Limiting beliefs, negative self-image, and other underlying contributors to addiction and substance abuse frequently have their own contributing factors. Many mental and emotional challenges to a healthy, intentional perspective are themselves symptoms of other issues. One of the most frequent causes of such deep and life-long challenges is traumatic memory. Eye Movement Desensitization and Reprocessing is an evidence-based technique for treating traumatic memory safely and securely.
Many traumatic memories are the result of experiences during childhood or adolescence. Individuals at those stages of development are less likely to be able to cope with challenging experiences. Trauma is also common among people who undergo extreme experiences as adults, such as natural disasters or military conflict. A traumatic event can happen to anyone, however, and the effect of lingering trauma on our ability to function can reverberate for years if it is not properly treated. EMDR allows for the traumatic memory to be addressed at the same time as an individual is undergoing therapy for an addiction.

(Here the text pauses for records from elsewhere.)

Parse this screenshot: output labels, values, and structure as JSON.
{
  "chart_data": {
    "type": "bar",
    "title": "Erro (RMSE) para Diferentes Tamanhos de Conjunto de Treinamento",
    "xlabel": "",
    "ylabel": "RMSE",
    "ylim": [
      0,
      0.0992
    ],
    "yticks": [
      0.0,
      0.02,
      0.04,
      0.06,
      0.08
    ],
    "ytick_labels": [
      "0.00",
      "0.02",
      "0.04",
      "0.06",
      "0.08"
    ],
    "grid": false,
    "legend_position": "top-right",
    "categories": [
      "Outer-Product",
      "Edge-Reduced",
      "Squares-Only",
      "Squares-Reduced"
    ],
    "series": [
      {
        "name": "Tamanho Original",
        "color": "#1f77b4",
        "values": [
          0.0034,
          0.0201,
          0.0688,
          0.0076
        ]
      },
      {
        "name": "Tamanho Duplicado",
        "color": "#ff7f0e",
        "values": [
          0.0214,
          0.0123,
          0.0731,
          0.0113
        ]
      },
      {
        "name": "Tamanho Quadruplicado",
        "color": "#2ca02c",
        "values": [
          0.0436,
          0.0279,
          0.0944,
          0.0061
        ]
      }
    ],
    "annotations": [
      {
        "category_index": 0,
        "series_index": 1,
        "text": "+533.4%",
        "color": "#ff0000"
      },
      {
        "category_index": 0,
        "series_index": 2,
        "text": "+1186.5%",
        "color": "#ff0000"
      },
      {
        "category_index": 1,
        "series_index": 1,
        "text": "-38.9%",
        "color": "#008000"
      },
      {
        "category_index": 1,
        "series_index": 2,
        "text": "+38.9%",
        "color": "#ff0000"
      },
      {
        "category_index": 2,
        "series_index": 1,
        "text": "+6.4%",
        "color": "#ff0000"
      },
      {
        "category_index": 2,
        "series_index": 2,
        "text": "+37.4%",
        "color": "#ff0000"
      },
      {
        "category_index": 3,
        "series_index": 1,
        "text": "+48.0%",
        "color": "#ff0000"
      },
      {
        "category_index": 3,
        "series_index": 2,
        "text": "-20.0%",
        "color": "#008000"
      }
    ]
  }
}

How Eye Movement Desensitization and Reprocessing Works
Eye Movement Desensitization and Reprocessing is a technique rooted in modern neuroscience, and is increasingly popular in the treatment of post-traumatic stress. It takes advantage of our brain’s natural tendency to preferentially allocate resources towards the processing of new sensory input — what we see, hear, smell, and so on. Part of EMDR involves rapid, side-to-side eye movements, which stimulate blood flow to the brain’s information processing and logical centers in the prefrontal and limbic cortices.

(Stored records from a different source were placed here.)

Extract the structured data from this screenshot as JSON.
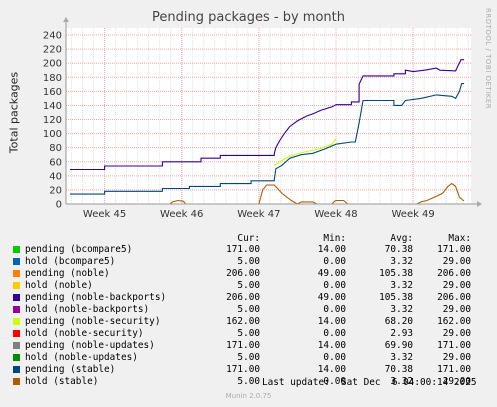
{
  "chart_data": {
    "type": "line",
    "title": "Pending packages - by month",
    "ylabel": "Total packages",
    "side_label": "RRDTOOL / TOBI OETIKER",
    "ylim": [
      0,
      250
    ],
    "yticks": [
      0,
      20,
      40,
      60,
      80,
      100,
      120,
      140,
      160,
      180,
      200,
      220,
      240
    ],
    "x_range": [
      44.5,
      49.75
    ],
    "xticks": [
      {
        "label": "Week 45",
        "value": 45
      },
      {
        "label": "Week 46",
        "value": 46
      },
      {
        "label": "Week 47",
        "value": 47
      },
      {
        "label": "Week 48",
        "value": 48
      },
      {
        "label": "Week 49",
        "value": 49
      }
    ],
    "grid": true,
    "series": [
      {
        "name": "pending (bcompare5)",
        "color": "#00cc00",
        "draw": false,
        "points": [
          [
            44.55,
            14
          ],
          [
            45.75,
            14
          ]
        ]
      },
      {
        "name": "hold (bcompare5)",
        "color": "#0066b3",
        "draw": false,
        "points": [
          [
            44.55,
            0
          ],
          [
            45.75,
            0
          ]
        ]
      },
      {
        "name": "pending (noble)",
        "color": "#ff8000",
        "draw": false,
        "points": [
          [
            44.55,
            49
          ],
          [
            45.75,
            49
          ]
        ]
      },
      {
        "name": "hold (noble)",
        "color": "#ffcc00",
        "draw": false,
        "points": [
          [
            44.55,
            0
          ],
          [
            45.75,
            0
          ]
        ]
      },
      {
        "name": "pending (noble-backports)",
        "color": "#330099",
        "draw": true,
        "points": [
          [
            44.55,
            49
          ],
          [
            45.0,
            49
          ],
          [
            45.0,
            54
          ],
          [
            45.75,
            54
          ],
          [
            45.75,
            60
          ],
          [
            46.25,
            60
          ],
          [
            46.25,
            65
          ],
          [
            46.5,
            65
          ],
          [
            46.5,
            69
          ],
          [
            47.2,
            69
          ],
          [
            47.2,
            72
          ],
          [
            47.22,
            80
          ],
          [
            47.27,
            90
          ],
          [
            47.33,
            100
          ],
          [
            47.4,
            110
          ],
          [
            47.5,
            118
          ],
          [
            47.62,
            125
          ],
          [
            47.7,
            128
          ],
          [
            47.8,
            133
          ],
          [
            47.95,
            138
          ],
          [
            48.0,
            141
          ],
          [
            48.2,
            141
          ],
          [
            48.2,
            145
          ],
          [
            48.3,
            145
          ],
          [
            48.3,
            170
          ],
          [
            48.35,
            182
          ],
          [
            48.75,
            182
          ],
          [
            48.75,
            185
          ],
          [
            48.9,
            185
          ],
          [
            48.9,
            190
          ],
          [
            49.0,
            188
          ],
          [
            49.15,
            190
          ],
          [
            49.3,
            193
          ],
          [
            49.35,
            190
          ],
          [
            49.55,
            189
          ],
          [
            49.58,
            196
          ],
          [
            49.62,
            205
          ],
          [
            49.66,
            205
          ]
        ]
      },
      {
        "name": "hold (noble-backports)",
        "color": "#990099",
        "draw": false,
        "points": [
          [
            44.55,
            0
          ],
          [
            45.75,
            0
          ]
        ]
      },
      {
        "name": "pending (noble-security)",
        "color": "#ccff00",
        "draw": true,
        "points": [
          [
            47.2,
            55
          ],
          [
            47.25,
            58
          ],
          [
            47.3,
            62
          ],
          [
            47.4,
            68
          ],
          [
            47.6,
            74
          ],
          [
            47.8,
            79
          ],
          [
            47.95,
            85
          ],
          [
            48.0,
            93
          ]
        ]
      },
      {
        "name": "hold (noble-security)",
        "color": "#ff0000",
        "draw": false,
        "points": [
          [
            44.55,
            0
          ],
          [
            45.75,
            0
          ]
        ]
      },
      {
        "name": "pending (noble-updates)",
        "color": "#808080",
        "draw": false,
        "points": [
          [
            44.55,
            14
          ],
          [
            45.75,
            14
          ]
        ]
      },
      {
        "name": "hold (noble-updates)",
        "color": "#008f00",
        "draw": false,
        "points": [
          [
            44.55,
            0
          ],
          [
            45.75,
            0
          ]
        ]
      },
      {
        "name": "pending (stable)",
        "color": "#00487d",
        "draw": true,
        "points": [
          [
            44.55,
            14
          ],
          [
            45.0,
            14
          ],
          [
            45.0,
            18
          ],
          [
            45.75,
            18
          ],
          [
            45.75,
            22
          ],
          [
            46.1,
            22
          ],
          [
            46.1,
            25
          ],
          [
            46.5,
            25
          ],
          [
            46.5,
            29
          ],
          [
            46.9,
            29
          ],
          [
            46.9,
            33
          ],
          [
            47.2,
            33
          ],
          [
            47.2,
            35
          ],
          [
            47.22,
            50
          ],
          [
            47.3,
            55
          ],
          [
            47.4,
            65
          ],
          [
            47.55,
            70
          ],
          [
            47.7,
            72
          ],
          [
            47.85,
            78
          ],
          [
            48.0,
            85
          ],
          [
            48.2,
            88
          ],
          [
            48.25,
            88
          ],
          [
            48.3,
            115
          ],
          [
            48.35,
            147
          ],
          [
            48.75,
            147
          ],
          [
            48.75,
            140
          ],
          [
            48.85,
            140
          ],
          [
            48.9,
            147
          ],
          [
            49.1,
            150
          ],
          [
            49.3,
            155
          ],
          [
            49.5,
            153
          ],
          [
            49.55,
            150
          ],
          [
            49.6,
            160
          ],
          [
            49.63,
            171
          ],
          [
            49.66,
            171
          ]
        ]
      },
      {
        "name": "hold (stable)",
        "color": "#b35a00",
        "draw": true,
        "points": [
          [
            44.55,
            0
          ],
          [
            45.85,
            0
          ],
          [
            45.88,
            3
          ],
          [
            45.95,
            5
          ],
          [
            46.02,
            4
          ],
          [
            46.05,
            0
          ],
          [
            47.0,
            0
          ],
          [
            47.05,
            20
          ],
          [
            47.1,
            27
          ],
          [
            47.2,
            27
          ],
          [
            47.3,
            15
          ],
          [
            47.42,
            5
          ],
          [
            47.5,
            0
          ],
          [
            47.55,
            3
          ],
          [
            47.7,
            3
          ],
          [
            47.75,
            0
          ],
          [
            47.95,
            0
          ],
          [
            47.98,
            4
          ],
          [
            48.0,
            5
          ],
          [
            48.1,
            5
          ],
          [
            48.15,
            0
          ],
          [
            49.05,
            0
          ],
          [
            49.1,
            3
          ],
          [
            49.18,
            5
          ],
          [
            49.28,
            10
          ],
          [
            49.38,
            15
          ],
          [
            49.45,
            25
          ],
          [
            49.5,
            29
          ],
          [
            49.55,
            25
          ],
          [
            49.6,
            10
          ],
          [
            49.65,
            5
          ],
          [
            49.66,
            5
          ]
        ]
      }
    ]
  },
  "legend": {
    "headers": {
      "cur": "Cur:",
      "min": "Min:",
      "avg": "Avg:",
      "max": "Max:"
    },
    "rows": [
      {
        "name": "pending (bcompare5)",
        "color": "#00cc00",
        "cur": "171.00",
        "min": "14.00",
        "avg": "70.38",
        "max": "171.00"
      },
      {
        "name": "hold (bcompare5)",
        "color": "#0066b3",
        "cur": "5.00",
        "min": "0.00",
        "avg": "3.32",
        "max": "29.00"
      },
      {
        "name": "pending (noble)",
        "color": "#ff8000",
        "cur": "206.00",
        "min": "49.00",
        "avg": "105.38",
        "max": "206.00"
      },
      {
        "name": "hold (noble)",
        "color": "#ffcc00",
        "cur": "5.00",
        "min": "0.00",
        "avg": "3.32",
        "max": "29.00"
      },
      {
        "name": "pending (noble-backports)",
        "color": "#330099",
        "cur": "206.00",
        "min": "49.00",
        "avg": "105.38",
        "max": "206.00"
      },
      {
        "name": "hold (noble-backports)",
        "color": "#990099",
        "cur": "5.00",
        "min": "0.00",
        "avg": "3.32",
        "max": "29.00"
      },
      {
        "name": "pending (noble-security)",
        "color": "#ccff00",
        "cur": "162.00",
        "min": "14.00",
        "avg": "68.20",
        "max": "162.00"
      },
      {
        "name": "hold (noble-security)",
        "color": "#ff0000",
        "cur": "5.00",
        "min": "0.00",
        "avg": "2.93",
        "max": "29.00"
      },
      {
        "name": "pending (noble-updates)",
        "color": "#808080",
        "cur": "171.00",
        "min": "14.00",
        "avg": "69.90",
        "max": "171.00"
      },
      {
        "name": "hold (noble-updates)",
        "color": "#008f00",
        "cur": "5.00",
        "min": "0.00",
        "avg": "3.32",
        "max": "29.00"
      },
      {
        "name": "pending (stable)",
        "color": "#00487d",
        "cur": "171.00",
        "min": "14.00",
        "avg": "70.38",
        "max": "171.00"
      },
      {
        "name": "hold (stable)",
        "color": "#b35a00",
        "cur": "5.00",
        "min": "0.00",
        "avg": "3.32",
        "max": "29.00"
      }
    ]
  },
  "last_update": "Last update:  Sat Dec  6 04:00:14 2025",
  "footer": "Munin 2.0.75"
}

Activity in those parts of the brain which provide more emotional context and subjectivity is simultaneously reduced, due to the brain’s resources being allocated elsewhere. By coupling this technique with the guided recollection of traumatic memories, it allows for trauma to be recalled with significantly less emotional involvement or resistance than what would normally be experienced. This greatly increases the effect of other psychological techniques, such as dialectical behavioral therapy. It makes established techniques for treating the effects of traumatic memory easier to use, without reducing their effectiveness.
The Development of EMDR
EMDR was developed by Francine Shapiro, a licensed psychologist and educator, in the 1990s. It was based on observations made during work she was conducting in the 1980s, after her own battle with cancer caused her to shift her focus from a PhD in English literature to the psychology of human stress reactions. She has since earned a PhD in psychology. Her work with EMDR has earned her publication in such prestigious journals as the Journal of Traumatic Studies and the Journal of Behavior Therapy and Experimental Psychiatry. Francine is the founder of the EMDR Institute, Inc.